For two hours, Friends of Taddle Creek Park and the partner of a deceased man who worked there held a poignant memorial event Saturday for Florence Rosberg, a pioneering neonatal nurse at Children’s National…

One of the first neonatal nurses has been killed on the job

For two hours, Friends of Taddle Creek Park and the partner of a deceased man who worked there held a poignant memorial event Saturday for Florence Rosberg, a pioneering neonatal nurse at Children’s National Medical Center in Washington.
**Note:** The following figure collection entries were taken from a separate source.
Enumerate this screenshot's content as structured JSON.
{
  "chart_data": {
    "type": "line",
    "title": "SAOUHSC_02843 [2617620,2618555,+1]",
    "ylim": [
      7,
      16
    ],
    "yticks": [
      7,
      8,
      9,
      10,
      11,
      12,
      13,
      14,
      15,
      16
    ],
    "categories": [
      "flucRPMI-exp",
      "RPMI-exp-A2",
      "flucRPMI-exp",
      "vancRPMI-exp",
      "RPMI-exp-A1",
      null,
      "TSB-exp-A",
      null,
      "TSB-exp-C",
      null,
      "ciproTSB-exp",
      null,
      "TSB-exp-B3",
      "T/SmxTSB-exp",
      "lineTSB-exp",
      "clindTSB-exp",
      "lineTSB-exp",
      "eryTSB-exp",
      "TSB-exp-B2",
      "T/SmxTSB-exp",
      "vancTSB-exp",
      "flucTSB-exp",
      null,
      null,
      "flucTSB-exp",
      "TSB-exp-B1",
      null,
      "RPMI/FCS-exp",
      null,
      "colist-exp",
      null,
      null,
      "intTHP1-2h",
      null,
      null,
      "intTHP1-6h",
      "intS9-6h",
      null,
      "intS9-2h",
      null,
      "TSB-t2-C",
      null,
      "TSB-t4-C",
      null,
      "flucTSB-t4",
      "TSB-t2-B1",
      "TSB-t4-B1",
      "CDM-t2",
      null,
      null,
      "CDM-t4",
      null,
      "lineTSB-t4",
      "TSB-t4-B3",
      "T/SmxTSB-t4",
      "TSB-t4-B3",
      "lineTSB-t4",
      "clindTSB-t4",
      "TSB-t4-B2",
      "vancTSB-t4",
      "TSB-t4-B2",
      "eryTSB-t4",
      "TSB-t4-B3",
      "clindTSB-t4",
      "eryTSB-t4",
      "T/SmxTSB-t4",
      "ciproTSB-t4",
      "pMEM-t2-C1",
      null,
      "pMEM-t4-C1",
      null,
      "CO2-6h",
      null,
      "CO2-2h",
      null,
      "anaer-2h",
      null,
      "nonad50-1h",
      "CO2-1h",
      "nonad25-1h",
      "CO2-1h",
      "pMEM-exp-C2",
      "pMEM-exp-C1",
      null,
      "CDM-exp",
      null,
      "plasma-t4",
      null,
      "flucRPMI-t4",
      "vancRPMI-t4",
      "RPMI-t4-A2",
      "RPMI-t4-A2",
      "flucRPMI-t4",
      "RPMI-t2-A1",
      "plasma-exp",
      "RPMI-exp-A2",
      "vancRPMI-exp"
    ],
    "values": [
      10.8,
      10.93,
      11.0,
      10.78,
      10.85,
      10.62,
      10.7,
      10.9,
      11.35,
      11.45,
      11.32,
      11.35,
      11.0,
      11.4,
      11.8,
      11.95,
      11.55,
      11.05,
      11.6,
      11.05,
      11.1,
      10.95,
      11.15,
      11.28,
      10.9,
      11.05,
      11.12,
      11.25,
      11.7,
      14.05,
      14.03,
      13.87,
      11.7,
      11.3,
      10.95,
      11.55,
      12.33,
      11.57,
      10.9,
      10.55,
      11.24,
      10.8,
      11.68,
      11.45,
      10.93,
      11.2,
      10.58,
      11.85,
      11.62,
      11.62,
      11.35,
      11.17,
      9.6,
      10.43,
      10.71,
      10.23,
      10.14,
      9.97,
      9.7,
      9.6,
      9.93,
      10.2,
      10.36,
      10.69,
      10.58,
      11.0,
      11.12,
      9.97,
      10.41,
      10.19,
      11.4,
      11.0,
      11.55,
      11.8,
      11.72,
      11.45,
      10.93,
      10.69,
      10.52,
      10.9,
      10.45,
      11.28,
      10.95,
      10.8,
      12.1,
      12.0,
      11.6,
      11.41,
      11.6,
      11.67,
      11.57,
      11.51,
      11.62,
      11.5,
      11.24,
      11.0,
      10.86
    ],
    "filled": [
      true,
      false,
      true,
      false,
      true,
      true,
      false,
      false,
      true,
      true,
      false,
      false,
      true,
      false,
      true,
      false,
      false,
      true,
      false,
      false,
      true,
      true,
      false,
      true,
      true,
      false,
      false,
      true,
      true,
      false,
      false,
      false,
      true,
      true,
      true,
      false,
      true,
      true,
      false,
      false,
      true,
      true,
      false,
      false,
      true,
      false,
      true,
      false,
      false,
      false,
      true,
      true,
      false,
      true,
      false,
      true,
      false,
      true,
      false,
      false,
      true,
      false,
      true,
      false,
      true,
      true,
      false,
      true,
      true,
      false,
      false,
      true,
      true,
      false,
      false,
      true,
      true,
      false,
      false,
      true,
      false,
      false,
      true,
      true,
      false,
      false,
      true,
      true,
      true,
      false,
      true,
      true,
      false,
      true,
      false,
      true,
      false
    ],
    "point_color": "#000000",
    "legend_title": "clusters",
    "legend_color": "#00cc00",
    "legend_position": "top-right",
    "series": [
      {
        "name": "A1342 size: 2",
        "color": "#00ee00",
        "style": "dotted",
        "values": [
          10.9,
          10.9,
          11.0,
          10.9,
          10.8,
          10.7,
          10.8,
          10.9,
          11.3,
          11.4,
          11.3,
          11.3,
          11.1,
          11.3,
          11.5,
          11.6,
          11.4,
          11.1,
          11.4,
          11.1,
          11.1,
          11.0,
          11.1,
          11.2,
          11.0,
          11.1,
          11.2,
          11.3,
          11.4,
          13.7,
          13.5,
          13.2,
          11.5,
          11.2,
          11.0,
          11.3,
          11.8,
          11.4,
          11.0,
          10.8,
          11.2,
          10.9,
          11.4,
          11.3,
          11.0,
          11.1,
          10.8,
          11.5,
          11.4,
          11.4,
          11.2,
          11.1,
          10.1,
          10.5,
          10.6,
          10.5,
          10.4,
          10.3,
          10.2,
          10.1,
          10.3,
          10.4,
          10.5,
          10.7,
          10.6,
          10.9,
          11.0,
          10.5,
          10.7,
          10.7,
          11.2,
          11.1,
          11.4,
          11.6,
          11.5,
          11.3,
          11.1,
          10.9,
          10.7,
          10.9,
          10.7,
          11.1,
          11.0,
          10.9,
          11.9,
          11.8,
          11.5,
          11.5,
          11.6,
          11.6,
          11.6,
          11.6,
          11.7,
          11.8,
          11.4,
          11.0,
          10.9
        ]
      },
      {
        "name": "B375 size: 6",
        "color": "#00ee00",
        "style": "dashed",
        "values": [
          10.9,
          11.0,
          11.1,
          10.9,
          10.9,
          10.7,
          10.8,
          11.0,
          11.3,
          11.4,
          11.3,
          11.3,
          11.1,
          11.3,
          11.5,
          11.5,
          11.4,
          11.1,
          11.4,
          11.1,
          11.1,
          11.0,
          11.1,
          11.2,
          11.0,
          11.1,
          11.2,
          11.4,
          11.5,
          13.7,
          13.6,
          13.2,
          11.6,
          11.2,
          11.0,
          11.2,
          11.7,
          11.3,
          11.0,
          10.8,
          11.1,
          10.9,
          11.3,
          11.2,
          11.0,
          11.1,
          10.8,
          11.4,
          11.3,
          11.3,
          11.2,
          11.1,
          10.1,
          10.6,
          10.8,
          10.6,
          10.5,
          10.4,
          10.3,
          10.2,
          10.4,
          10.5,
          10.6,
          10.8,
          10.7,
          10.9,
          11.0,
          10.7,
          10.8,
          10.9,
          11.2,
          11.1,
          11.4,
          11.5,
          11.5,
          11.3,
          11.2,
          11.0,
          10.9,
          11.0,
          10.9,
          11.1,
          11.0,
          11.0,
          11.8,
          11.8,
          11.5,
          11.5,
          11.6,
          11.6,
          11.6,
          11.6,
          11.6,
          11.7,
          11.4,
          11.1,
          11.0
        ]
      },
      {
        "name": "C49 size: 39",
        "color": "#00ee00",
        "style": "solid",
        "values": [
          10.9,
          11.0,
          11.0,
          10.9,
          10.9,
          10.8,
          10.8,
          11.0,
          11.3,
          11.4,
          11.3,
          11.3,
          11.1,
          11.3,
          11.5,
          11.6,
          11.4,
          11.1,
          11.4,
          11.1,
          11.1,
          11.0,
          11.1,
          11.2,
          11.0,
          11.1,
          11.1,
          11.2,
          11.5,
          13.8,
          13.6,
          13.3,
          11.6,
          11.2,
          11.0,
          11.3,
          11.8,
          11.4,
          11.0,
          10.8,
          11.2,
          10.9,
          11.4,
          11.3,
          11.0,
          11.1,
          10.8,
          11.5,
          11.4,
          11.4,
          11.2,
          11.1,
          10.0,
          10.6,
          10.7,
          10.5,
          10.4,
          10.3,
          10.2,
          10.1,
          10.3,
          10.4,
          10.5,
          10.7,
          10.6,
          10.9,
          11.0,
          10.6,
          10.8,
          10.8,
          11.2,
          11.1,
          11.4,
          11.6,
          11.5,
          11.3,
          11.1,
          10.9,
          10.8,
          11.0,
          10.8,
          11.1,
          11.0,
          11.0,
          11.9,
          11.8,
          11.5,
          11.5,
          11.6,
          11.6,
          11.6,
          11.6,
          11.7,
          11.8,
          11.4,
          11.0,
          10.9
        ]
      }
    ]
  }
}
The friends’ mentor and Rosberg’s best friend, Laura Borbey, was walking the route leading from the back to the new South Loop apartment Rosberg had lived in with Borbey. Borbey lit incense, pictures of Rosberg hung from trees, and mourners wrote comfort messages on balloons that were released into the sky.

But hundreds of feet away from the speakers, on the entire west side of the park, a bulldozer rattled against the yellow “BUILD NEW CITY” sign on top of a building, and construction work continued on the hospital’s gleaming new facility.

Washington’s obituaries pages are typically filled with stories about the honorees’ feats in their careers. However, “her exploits as a nurse made national news,” her obituary reads. Rosberg was born in Jackson, Mississippi, in 1930.

The go-getter stuck to her dream even after she grew tired of working in the hospital setting. She moved to New York City in 1958 to study at the New York School of Nursing but, according to the obituary, “threw all her medical aspirations away after coming to D.C. to help care for a soldier injured during World War II.”